A Administração do Porto de Lisboa (APL) e a Sovena Oilseeds Portugal formalizaram um contrato de concessão de uso privativo do Terminal de Granéis Alimentares de Palença (TGAP), em Almada, pelo prazo de quarenta anos, “assegurando a continuidade e modernização de uma infra-estrutura crítica para o sector agroalimentar nacional”.
O terminal, situado na margem esquerda do Rio Tejo, junto à unidade industrial da Sovena, receberá um investimento global de 43 milhões de euros, destinado à modernização de infra-estruturas portuárias, aquisição de novos equipamentos, aumento da capacidade de armazenagem e à implementação de soluções ambientais inovadoras, avança uma nota de imprensa do Porto de Lisboa.
A par disto, a renovação da concessão “permite salvaguardar e reforçar mais de sessenta postos de trabalho directos e manter um centro logístico e industrial vital para a economia da região”, realça.
Para o presidente do conselho de administração do Porto de Lisboa, Carlos Correia, “este contrato de concessão com a Sovena representa um marco estratégico para o Porto de Lisboa, ao assegurar a continuidade de uma operação portuária especializada e totalmente integrada com o sector industrial. Estamos a falar de um investimento robusto, com forte impacto económico, social e ambiental, que reforça a posição do porto como facilitador de cadeias logísticas do sector agroalimentar nacional. Esta parceria é também exemplo do caminho que queremos seguir: um porto cada dia mais moderno, eficiente e ambientalmente sustentável, ao serviço da economia real”.
Por sua vez, Jorge de Melo, CEO da Sovena, refere que “a concessão do Terminal de Granéis Alimentares de Palença é muito relevante para a nossa estratégia ao reforçar a eficiência logística, a sustentabilidade e a competitividade industrial da Sovena. Representa, também, um sinal claro da confiança e do papel fundamental que esta colaboração desempenha na promoção do investimento e na criação de valor para o país. Destaco o espírito de cooperação que marcou todo este processo entre a Sovena e a Administração do Porto de Lisboa, que permitiu chegar a uma solução partilhada e ambiciosa para a modernização de uma infra-estrutura essencial ao sector agroalimentar nacional”.
O novo contrato “reflecte um compromisso de longo prazo com a estabilidade regulatória e o investimento industrial.
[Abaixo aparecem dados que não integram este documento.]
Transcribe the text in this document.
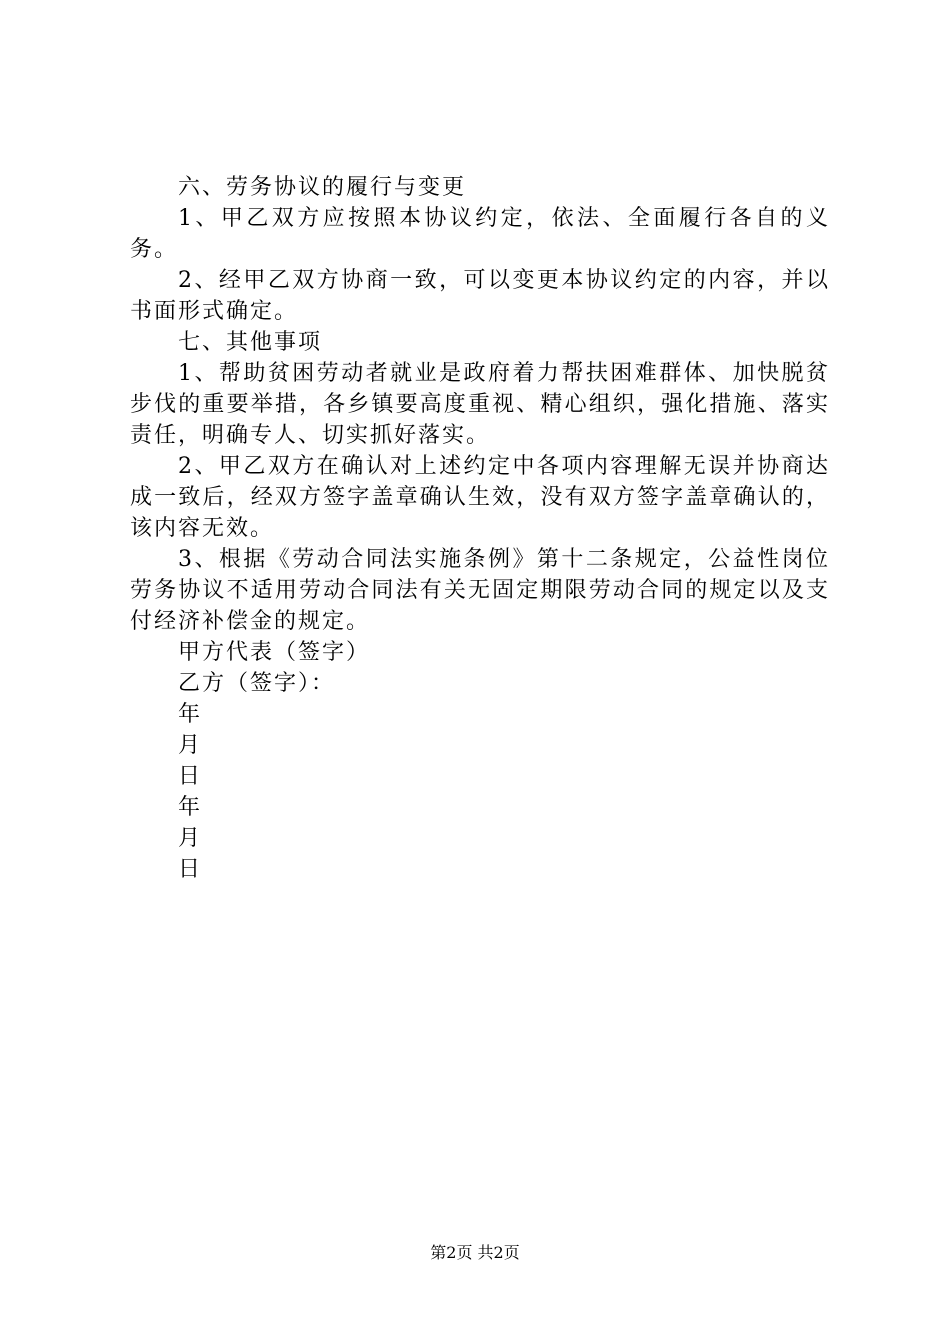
六、劳务协议的履行与变更

1、甲乙双方应按照本协议约定，依法、全面履行各自的义务。

2、经甲乙双方协商一致，可以变更本协议约定的内容，并以书面形式确定。

七、其他事项

1、帮助贫困劳动者就业是政府着力帮扶困难群体、加快脱贫步伐的重要举措，各乡镇要高度重视、精心组织，强化措施、落实责任，明确专人、切实抓好落实。

2、甲乙双方在确认对上述约定中各项内容理解无误并协商达成一致后，经双方签字盖章确认生效，没有双方签字盖章确认的，该内容无效。

3、根据《劳动合同法实施条例》第十二条规定，公益性岗位劳务协议不适用劳动合同法有关无固定期限劳动合同的规定以及支付经济补偿金的规定。

甲方代表（签字）

乙方（签字）：

年

月

日

年

月

日

第2页 共2页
Com 43 milhões de investimento previsto, a concessão contribui para a atracção de capital privado na operação portuária, reforçando o papel do Porto de Lisboa como motor económico”, acrescenta a mesma nota.
O projecto “contribuirá significativamente para o aumento da produtividade e eficiência logística da Sovena, um dos maiores grupos agroindustriais portugueses, assegurando condições operacionais modernas, sustentáveis e competitivas até 2065. O TGAP passará a operar em regime de uso privativo, com uma ligação directa à unidade fabril da Sovena para recepção e expedição de cereais e oleaginosas por via marítima”.
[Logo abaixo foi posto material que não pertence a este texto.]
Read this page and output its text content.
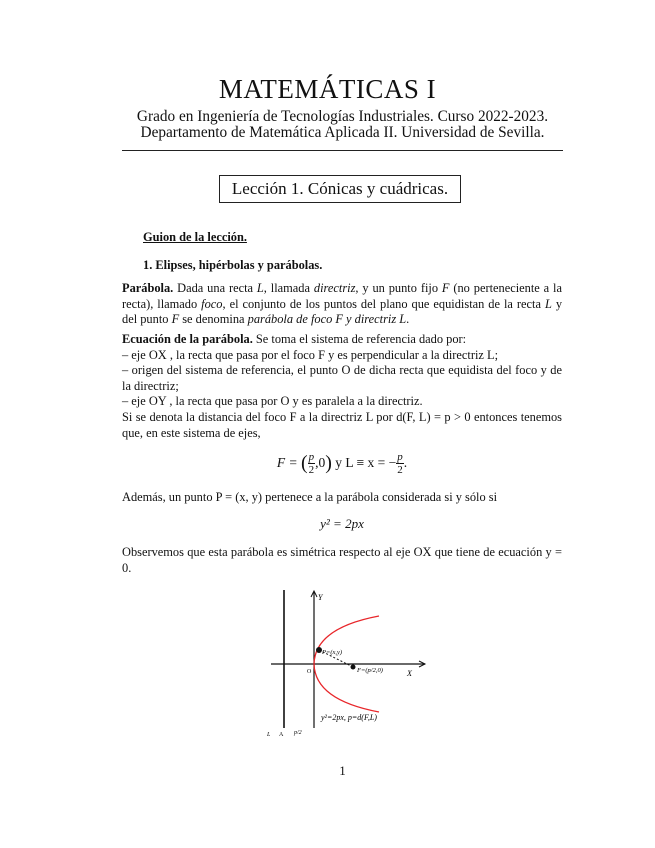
MATEMÁTICAS I
Grado en Ingeniería de Tecnologías Industriales. Curso 2022-2023.
Departamento de Matemática Aplicada II. Universidad de Sevilla.
Lección 1. Cónicas y cuádricas.
Guion de la lección.
1. Elipses, hipérbolas y parábolas.
Parábola. Dada una recta L, llamada directriz, y un punto fijo F (no perteneciente a la recta), llamado foco, el conjunto de los puntos del plano que equidistan de la recta L y del punto F se denomina parábola de foco F y directriz L.
Ecuación de la parábola. Se toma el sistema de referencia dado por:
– eje OX , la recta que pasa por el foco F y es perpendicular a la directriz L;
– origen del sistema de referencia, el punto O de dicha recta que equidista del foco y de la directriz;
– eje OY , la recta que pasa por O y es paralela a la directriz.
Si se denota la distancia del foco F a la directriz L por d(F, L) = p > 0 entonces tenemos que, en este sistema de ejes,
F = ( $\frac{p}{2} ,0$) y L ≡ x = − $\frac{p}{2}$ .
Además, un punto P = (x, y) pertenece a la parábola considerada si y sólo si
y² = 2px
Observemos que esta parábola es simétrica respecto al eje OX que tiene de ecuación y = 0.
Y
X
O
P=(x,y)
F=(p/2,0)
y²=2px, p=d(F,L)
L A p/2
1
Está prevista ainda a introdução de novas tecnologias de movimentação de carga, digitalização dos processos operacionais e reforço dos sistemas de segurança e rastreabilidade, tudo em conformidade com os regulamentos do Código Internacional para a Protecção de Navios e Instalações Portuárias (ISPS).
O terminal manterá operação contínua e dedicada, reforçando a sua posição como um hub logístico eficiente e resiliente. A infra-estrutura é essencial para a transformação industrial de soja, colza e girassol, fornecendo matérias-primas e expedindo produtos como óleos, farinhas e biodiesel.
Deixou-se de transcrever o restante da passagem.